К тому времени группа «отсталой необразованной черни» разрослась до 20 000 человек, которые с 1996 по 2000 г. прошли подготовку в тренировочных лагерях; по большей части это были выпускники колледжей с уклоном в инженерное дело. Многие говорили на пяти или шести языках. Язид Суфаат, который создавал для «Аль-Каиды» биологическое оружие на основе сибирской язвы, окончил Калифорнийский университет в Сакраменто с дипломами по химии и лабораторному делу. Многие были готовы умереть за веру.
Исламский мир предупреждал об опасности, но в ЦРУ не обращали на это внимания. В разведке работали лучшие из лучших. Их нанимали для анализа угроз и расстановки приоритетов. В то время «Аль-Каида» находилась в нижней части списка, и не потому, что специалисты якобы что-то пропускали: они просто не могли сопоставить все, что видели.
«Борода и костер – это свидетельства более общей картины, в которой не исповедующие ислам американцы – даже опытные получатели разведданных – недооценили “Аль-Каиду”, и причины этого лежали в области культуры», – писали Джонс и Зильберцан в книге «Построение Кассандры» (Constructing Cassandra). Исламский ученый и специалист по американской разведке говорил о том же: «ЦРУ не могло различить и осознать опасность. В их воззрениях изначально зияла черная дыра»[31]. Аналитиков ввел в заблуждение и тот факт, что бен Ладен имел склонность формулировать свои послания в стихах, что также отмечают Джонс и Зильберцан. Например, после нападения на американский эсминец «Коул» в 2000 г. он сочинил такие строки:
- В ореоле гордыни, надменный и мнимо всесильный,
- Он плывет к своей гибели. Быстро к нему
- По волнам скользит легкая лодка,
- Много юных в Адене, восставших в священной войне,
- Сокрушили корабль-губитель, тревоживший властных.
Для белого аналитика, выходца из среднего класса, это выглядит эксцентрично, на грани нелепости. Зачем отдавать распоряжения стихами? Это соответствовало представлению о «неграмотном пещерном мулле». Но для мусульман поэзия имеет особый смысл. Они считают ее святой. Движение Талибан облекает свои послания в стихи. Поэзия – важный аспект персидской культуры. ЦРУ изучало эти тексты, но в искаженной системе координат. Джонс и Зильберцан отмечали: «Поэзия не просто звучала на арабском, чужом языке – она исходила из концептуальной вселенной, которая находилась на расстоянии многих световых лет от Лэнгли».

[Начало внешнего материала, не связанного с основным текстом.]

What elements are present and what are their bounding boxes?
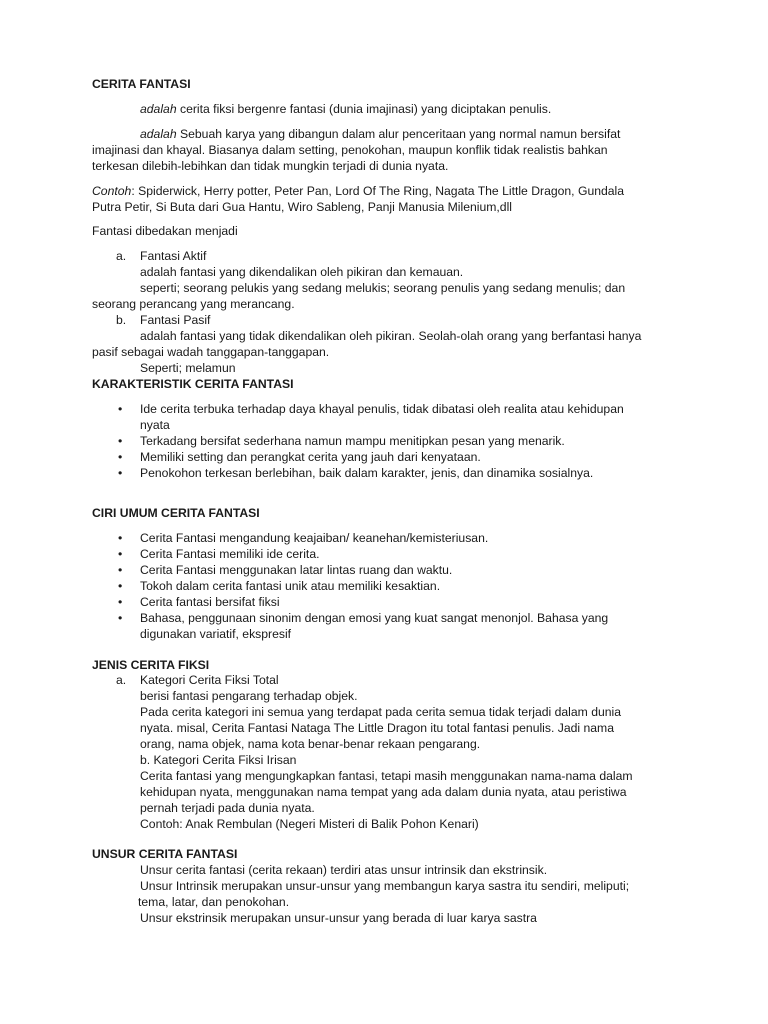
unsur-line-4: Unsur ekstrinsik merupakan unsur-unsur yang berada di luar karya sastra xyxy=(140,911,537,925)
ciri-item-1: Cerita Fantasi mengandung keajaiban/ keanehan/kemisteriusan. xyxy=(140,531,489,545)
fantasi-aktif-marker: a. xyxy=(116,249,127,263)
example-text: : Spiderwick, Herry potter, Peter Pan, Lord Of The Ring, Nagata The Little Dragon, Gundala xyxy=(131,184,625,198)
karakteristik-item-2: Terkadang bersifat sederhana namun mampu menitipkan pesan yang menarik. xyxy=(140,434,565,448)
definition-1 xyxy=(140,101,551,117)
fantasi-aktif-def: adalah fantasi yang dikendalikan oleh pikiran dan kemauan. xyxy=(140,265,464,279)
bullet-icon: • xyxy=(118,466,123,480)
unsur-heading: UNSUR CERITA FANTASI xyxy=(92,847,238,861)
jenis-item-1-line-3: nyata. misal, Cerita Fantasi Nataga The Little Dragon itu total fantasi penulis. Jadi nama xyxy=(140,721,614,735)
definition-2-text: Sebuah karya yang dibangun dalam alur penceritaan yang normal namun bersifat xyxy=(176,127,621,141)
fantasi-pasif-example: Seperti; melamun xyxy=(140,361,236,375)
karakteristik-item-3: Memiliki setting dan perangkat cerita yang jauh dari kenyataan. xyxy=(140,450,481,464)
example-line-1 xyxy=(92,183,624,199)
bullet-icon: • xyxy=(118,579,123,593)
jenis-heading: JENIS CERITA FIKSI xyxy=(92,658,210,672)
unsur-line-1: Unsur cerita fantasi (cerita rekaan) terdiri atas unsur intrinsik dan ekstrinsik. xyxy=(140,863,548,877)
fantasi-pasif-def-1: adalah fantasi yang tidak dikendalikan oleh pikiran. Seolah-olah orang yang berfantasi hanya xyxy=(140,329,642,343)
ciri-item-6-line-1: Bahasa, penggunaan sinonim dengan emosi yang kuat sangat menonjol. Bahasa yang xyxy=(140,611,609,625)
doc-title: CERITA FANTASI xyxy=(92,77,191,91)
definition-1-em: adalah xyxy=(140,102,177,116)
jenis-item-2-title: b. Kategori Cerita Fiksi Irisan xyxy=(140,753,297,767)
jenis-item-1-line-4: orang, nama objek, nama kota benar-benar rekaan pengarang. xyxy=(140,737,481,751)
definition-2-line-1 xyxy=(140,126,620,142)
example-line-2: Putra Petir, Si Buta dari Gua Hantu, Wiro Sableng, Panji Manusia Milenium,dll xyxy=(92,200,512,214)
jenis-item-2-line-1: Cerita fantasi yang mengungkapkan fantasi, tetapi masih menggunakan nama-nama dalam xyxy=(140,769,633,783)
fantasi-pasif-marker: b. xyxy=(116,313,127,327)
karakteristik-item-1-line-1: Ide cerita terbuka terhadap daya khayal penulis, tidak dibatasi oleh realita atau kehidupan xyxy=(140,402,624,416)
jenis-item-2-line-3: pernah terjadi pada dunia nyata. xyxy=(140,801,315,815)
bullet-icon: • xyxy=(118,611,123,625)
fantasi-aktif-example-2: seorang perancang yang merancang. xyxy=(92,297,295,311)
jenis-item-1-title: Kategori Cerita Fiksi Total xyxy=(140,673,279,687)
ciri-heading: CIRI UMUM CERITA FANTASI xyxy=(92,506,260,520)
fantasi-pasif-def-2: pasif sebagai wadah tanggapan-tanggapan. xyxy=(92,345,330,359)
ciri-item-3: Cerita Fantasi menggunakan latar lintas ruang dan waktu. xyxy=(140,563,453,577)
unsur-line-3: tema, latar, dan penokohan. xyxy=(138,895,290,909)
karakteristik-item-4: Penokohon terkesan berlebihan, baik dalam karakter, jenis, dan dinamika sosialnya. xyxy=(140,466,594,480)
definition-2-line-3: terkesan dilebih-lebihkan dan tidak mungkin terjadi di dunia nyata. xyxy=(92,159,449,173)
fantasi-pasif-title: Fantasi Pasif xyxy=(140,313,211,327)
jenis-item-1-marker: a. xyxy=(116,673,127,687)
diff-intro: Fantasi dibedakan menjadi xyxy=(92,224,238,238)
bullet-icon: • xyxy=(118,595,123,609)
ciri-item-2: Cerita Fantasi memiliki ide cerita. xyxy=(140,547,320,561)
ciri-item-6-line-2: digunakan variatif, ekspresif xyxy=(140,627,292,641)
bullet-icon: • xyxy=(118,450,123,464)
ciri-item-4: Tokoh dalam cerita fantasi unik atau memiliki kesaktian. xyxy=(140,579,441,593)
ciri-item-5: Cerita fantasi bersifat fiksi xyxy=(140,595,280,609)
definition-1-text: cerita fiksi bergenre fantasi (dunia imajinasi) yang diciptakan penulis. xyxy=(176,102,552,116)
unsur-line-2: Unsur Intrinsik merupakan unsur-unsur yang membangun karya sastra itu sendiri, meliputi; xyxy=(140,879,630,893)
jenis-item-1-line-2: Pada cerita kategori ini semua yang terdapat pada cerita semua tidak terjadi dalam dunia xyxy=(140,705,622,719)
fantasi-aktif-title: Fantasi Aktif xyxy=(140,249,207,263)
bullet-icon: • xyxy=(118,531,123,545)
definition-2-em: adalah xyxy=(140,127,177,141)
example-label: Contoh xyxy=(92,184,132,198)
bullet-icon: • xyxy=(118,563,123,577)
bullet-icon: • xyxy=(118,402,123,416)
bullet-icon: • xyxy=(118,547,123,561)
karakteristik-heading: KARAKTERISTIK CERITA FANTASI xyxy=(92,377,294,391)
fantasi-aktif-example-1: seperti; seorang pelukis yang sedang melukis; seorang penulis yang sedang menulis; dan xyxy=(140,281,626,295)
definition-2-line-2: imajinasi dan khayal. Biasanya dalam setting, penokohan, maupun konflik tidak realistis bahkan xyxy=(92,143,608,157)
jenis-item-2-line-2: kehidupan nyata, menggunakan nama tempat yang ada dalam dunia nyata, atau peristiwa xyxy=(140,785,627,799)
karakteristik-item-1-line-2: nyata xyxy=(140,418,170,432)
bullet-icon: • xyxy=(118,434,123,448)
jenis-item-1-line-1: berisi fantasi pengarang terhadap objek. xyxy=(140,689,358,703)
jenis-item-2-line-4: Contoh: Anak Rembulan (Negeri Misteri di Balik Pohon Kenari) xyxy=(140,817,479,831)
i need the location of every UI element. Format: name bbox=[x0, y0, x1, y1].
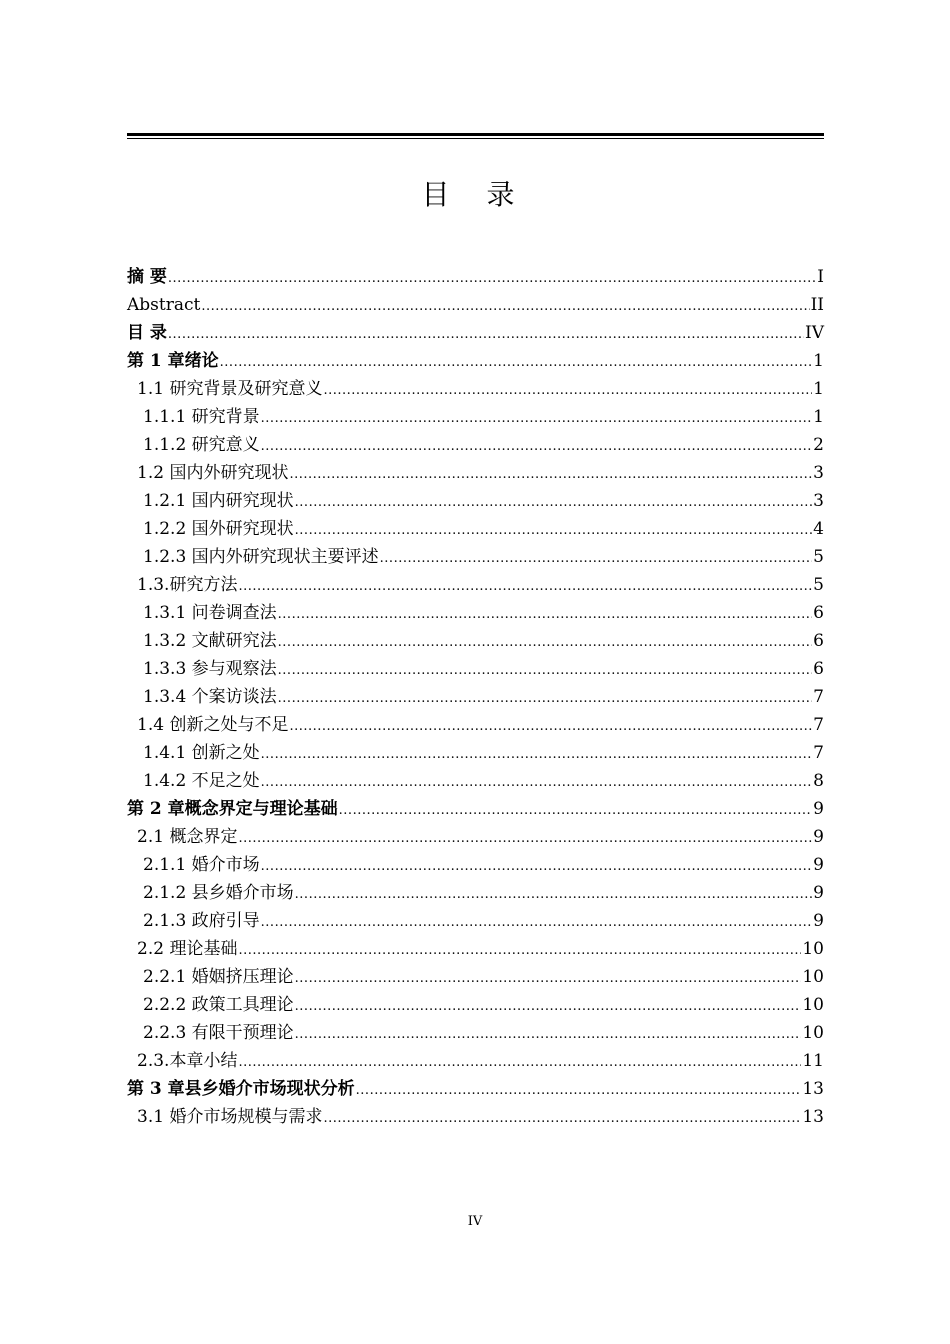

Через несколько недель после нападения на эсминец «Коул» имя бен Ладена начали писать на стенах домов и на обложках журналов. Кассеты с его речами продавали на базарах. В Пакистане появились футболки с его фотографией и календари с надписью: «Берегись, Америка, Усама идет». Разведка все чаще получала сведения о массированной атаке. Звучали такие слова, как «грандиозно» и «вторая Хиросима». Барабанная дробь, предварявшая теракты 11 сентября, уже не умолкала.